Escalation provisions can take many different forms, but the two most common are delay escalation and threshold escalation. A threshold escalation clause is one that provides for an adjustment to the contract price when material prices on the open market have increased by a certain percentage beyond the cost estimated at the time the contract was signed. A delay escalation clause fixes pricing for a limited period of time and allows for additional compensation if prices increase because the project is delayed beyond the specified period of time, which is usually given in number of days or by a specified date.
Once the type of escalation clause is selected, the method by which escalated prices will be measured must be defined. Price escalation clauses may be cost-based or index-based. If cost-based, the amount of additional compensation the contractor can seek is based upon the difference between the actual price of the material versus the amount included in the bid. If a cost-based escalation clause is used, then contractors should take care to confirm the completeness and accuracy of its bid. The use of cost-base escalation provisions is also typically accompanied by significant requirements for substantiation that may require a contractor to open up its books in a manner not typically agreed to.
If an index-based clause is used, material costs are tied to an index for the applicable commodity. This allows the contract price to fluctuate in line with changes to the price index for that commodity. Two common indexes are the Producer Price Index published by the Bureau of Labor and Statistics and the Construction Cost Index published by Engineering News Record.
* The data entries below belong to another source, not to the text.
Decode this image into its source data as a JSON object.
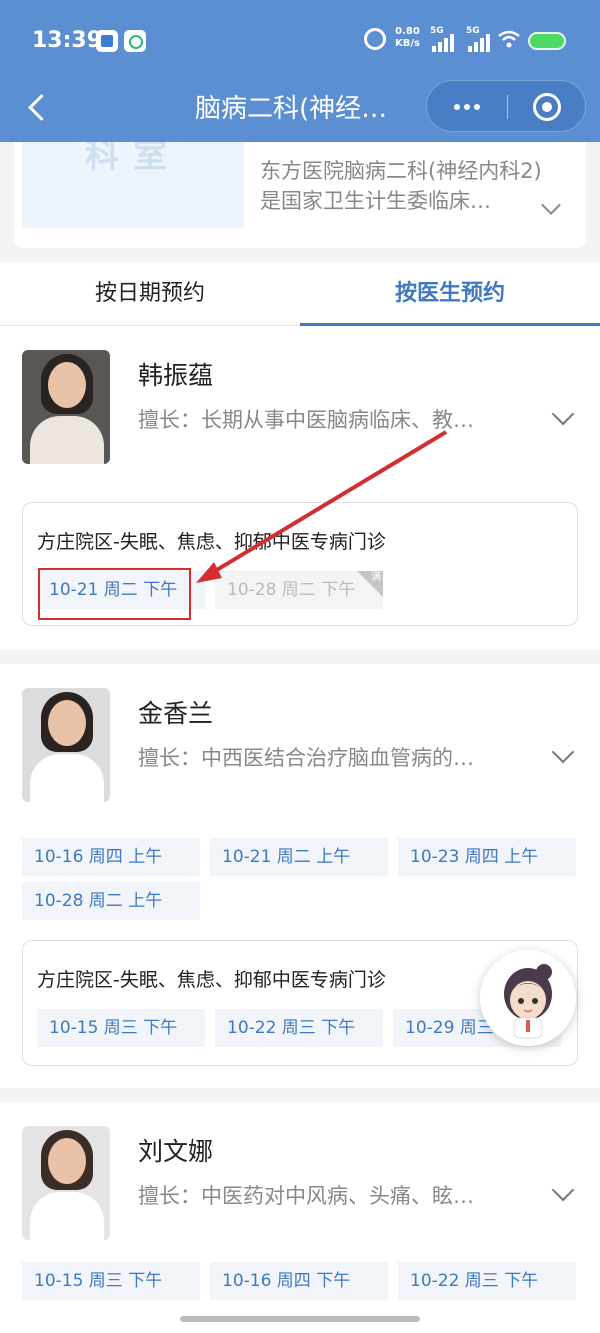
{
  "status_bar": {
    "time": "13:39",
    "net_speed": "0.80",
    "net_unit": "KB/s",
    "sig1": "5G",
    "sig2": "5G"
  },
  "nav": {
    "title": "脑病二科(神经…"
  },
  "dept": {
    "logo_text": "科室",
    "description": "东方医院脑病二科(神经内科2)是国家卫生计生委临床…"
  },
  "tabs": [
    {
      "label": "按日期预约"
    },
    {
      "label": "按医生预约"
    }
  ],
  "doctors": [
    {
      "name": "韩振蕴",
      "skill": "擅长：长期从事中医脑病临床、教…",
      "clinics": [
        {
          "title": "方庄院区-失眠、焦虑、抑郁中医专病门诊",
          "slots": [
            "10-21 周二 下午",
            "10-28 周二 下午"
          ],
          "full_label": "满"
        }
      ]
    },
    {
      "name": "金香兰",
      "skill": "擅长：中西医结合治疗脑血管病的…",
      "slots": [
        "10-16 周四 上午",
        "10-21 周二 上午",
        "10-23 周四 上午",
        "10-28 周二 上午"
      ],
      "clinics": [
        {
          "title": "方庄院区-失眠、焦虑、抑郁中医专病门诊",
          "slots": [
            "10-15 周三 下午",
            "10-22 周三 下午",
            "10-29 周三"
          ]
        }
      ]
    },
    {
      "name": "刘文娜",
      "skill": "擅长：中医药对中风病、头痛、眩…",
      "slots": [
        "10-15 周三 下午",
        "10-16 周四 下午",
        "10-22 周三 下午"
      ]
    }
  ],
  "colors": {
    "header": "#5b8fd1",
    "accent": "#3e79c2",
    "annotation": "#d32f2f"
  }
}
Owners who agree to index-based escalation clauses often request that the provision allows for downward adjustments of the contract price in the event of significant decreases to the cost of materials.
Finally, the materials subject to escalation must also be determined. Very rarely are all construction materials subject to price escalation. Instead, a contractor typically identifies essential materials or labor categories that are expected to experience economic fluctuation during construction. When proposing or drafting an escalation provision, contractors should carefully identify those materials and components of construction with the greatest likelihood of cost increases.
Ultimately, the price escalation provision included in the construction contract will be the product of negotiation between the parties. Most owners desire price certainty and will likely push back against the inclusion of a price escalation provision, so it is important to propose escalation clauses in a manner that does not overreach. After all, open dialogue regarding how to fairly and equitably manage economic uncertainty is in the best interest of both parties. Most owners will understand that, if a contractor is protected from significant losses by the inclusion of an escalation provision, then pricing will not be significantly inflated to hedge against the risk of future increases. Further, fair allocation of risk at the outset of a project will allow the parties to avoid disruptions during construction.
Like most contractual language, price escalation provisions can be nuanced, subject to various state and federal laws, and should be implemented with caution. Contractors seeking to include price escalation clauses are encouraged to consult with an experienced construction attorney.
¹ United States Bureau of Labor Statistics, PPI Report Data for August 2021 (Vol. 25, No. 8).
² United States Chamber of Commerce, Commercial Construction Index Report for Q3 2021 (September 2021).